Les dépendants des militaires et les membres de la communauté civile du quartier Mambango, en ville de Beni, ont pris part à un échange patriotique axé sur le vivre-ensemble et la cohabitation pacifique. Cette activité s’est tenue le samedi 7 février 2026 à la Salle des Jeunes, située dans la cellule Ituli.

Organisée dans un contexte marqué par une insécurité persistante, la rencontre a permis aux participants d’échanger sur la responsabilité collective dans la recherche de la paix.
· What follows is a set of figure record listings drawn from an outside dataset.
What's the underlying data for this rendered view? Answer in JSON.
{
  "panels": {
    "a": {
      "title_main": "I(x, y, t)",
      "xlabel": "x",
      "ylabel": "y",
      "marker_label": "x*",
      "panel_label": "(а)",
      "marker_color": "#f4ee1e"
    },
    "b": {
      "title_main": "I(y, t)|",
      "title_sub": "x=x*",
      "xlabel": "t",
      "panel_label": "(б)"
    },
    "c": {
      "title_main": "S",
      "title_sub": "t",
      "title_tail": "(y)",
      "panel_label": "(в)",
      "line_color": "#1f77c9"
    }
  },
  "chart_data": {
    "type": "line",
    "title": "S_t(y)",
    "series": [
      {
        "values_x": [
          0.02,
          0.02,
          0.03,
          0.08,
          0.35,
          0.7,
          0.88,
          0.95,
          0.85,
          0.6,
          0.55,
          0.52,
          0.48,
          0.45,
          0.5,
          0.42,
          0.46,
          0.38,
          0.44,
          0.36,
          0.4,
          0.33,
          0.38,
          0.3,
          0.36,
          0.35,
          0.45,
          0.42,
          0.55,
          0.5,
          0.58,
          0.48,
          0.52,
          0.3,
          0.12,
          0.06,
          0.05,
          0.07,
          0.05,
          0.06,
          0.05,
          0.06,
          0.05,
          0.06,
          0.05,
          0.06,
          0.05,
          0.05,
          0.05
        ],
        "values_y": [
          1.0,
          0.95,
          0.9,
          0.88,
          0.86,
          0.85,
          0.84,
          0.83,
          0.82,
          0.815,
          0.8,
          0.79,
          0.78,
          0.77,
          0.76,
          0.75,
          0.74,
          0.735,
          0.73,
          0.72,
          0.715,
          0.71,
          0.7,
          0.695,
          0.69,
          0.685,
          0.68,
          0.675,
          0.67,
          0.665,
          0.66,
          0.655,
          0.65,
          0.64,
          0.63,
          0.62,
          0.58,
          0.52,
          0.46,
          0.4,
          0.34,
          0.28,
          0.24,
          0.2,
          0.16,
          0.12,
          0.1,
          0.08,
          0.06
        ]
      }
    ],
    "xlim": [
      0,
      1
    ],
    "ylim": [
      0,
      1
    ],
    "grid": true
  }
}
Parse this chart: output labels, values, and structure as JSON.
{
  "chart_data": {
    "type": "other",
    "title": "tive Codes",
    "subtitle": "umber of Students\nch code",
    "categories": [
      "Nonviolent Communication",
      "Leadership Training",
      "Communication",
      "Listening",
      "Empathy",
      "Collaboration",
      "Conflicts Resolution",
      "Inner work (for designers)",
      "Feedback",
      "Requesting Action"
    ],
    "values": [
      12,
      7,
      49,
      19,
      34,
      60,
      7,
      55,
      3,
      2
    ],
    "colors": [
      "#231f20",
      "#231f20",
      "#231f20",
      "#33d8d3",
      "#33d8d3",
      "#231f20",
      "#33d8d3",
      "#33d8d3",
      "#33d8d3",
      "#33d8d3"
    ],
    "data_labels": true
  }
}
Les discussions ont mis en lumière la nécessité de renforcer la confiance entre les familles militaires et la population civile, souvent affectée par des soupçons et des accusations mutuelles.

Au terme des assises, plusieurs recommandations ont été formulées dans le but de renforcer la cohésion sociale et de promouvoir une cohabitation pacifique afin de lutter contre l’insécurité dans cette partie de la ville de Beni.

Selon Serge Liwela, coordonnateur de l’Association des enfants des soldats au front pour la paix (ASESOFP ASBL), cette rencontre marque une étape importante.

« Dans le quartier Mambango, l’insécurité existe depuis longtemps et des militaires ou leurs dépendants sont parfois accusés, à tort ou à raison, d’héberger des malfrats. Cela ne favorise pas la quiétude entre civils et familles militaires. Aujourd’hui, nous avons trouvé un terrain d’entente : les civils pourront se rendre dans les familles militaires sans crainte, et ces dernières seront également accueillies au sein des entités civiles. Nous pensons que c’est un mariage bien conclu et que la paix va commencer à s’installer grâce à cette cohabitation », a-t-il déclaré.

Cette activité a été facilitée par l’organisation Ubuntu Panafrica, en collaboration avec les autorités locales du quartier Mambango.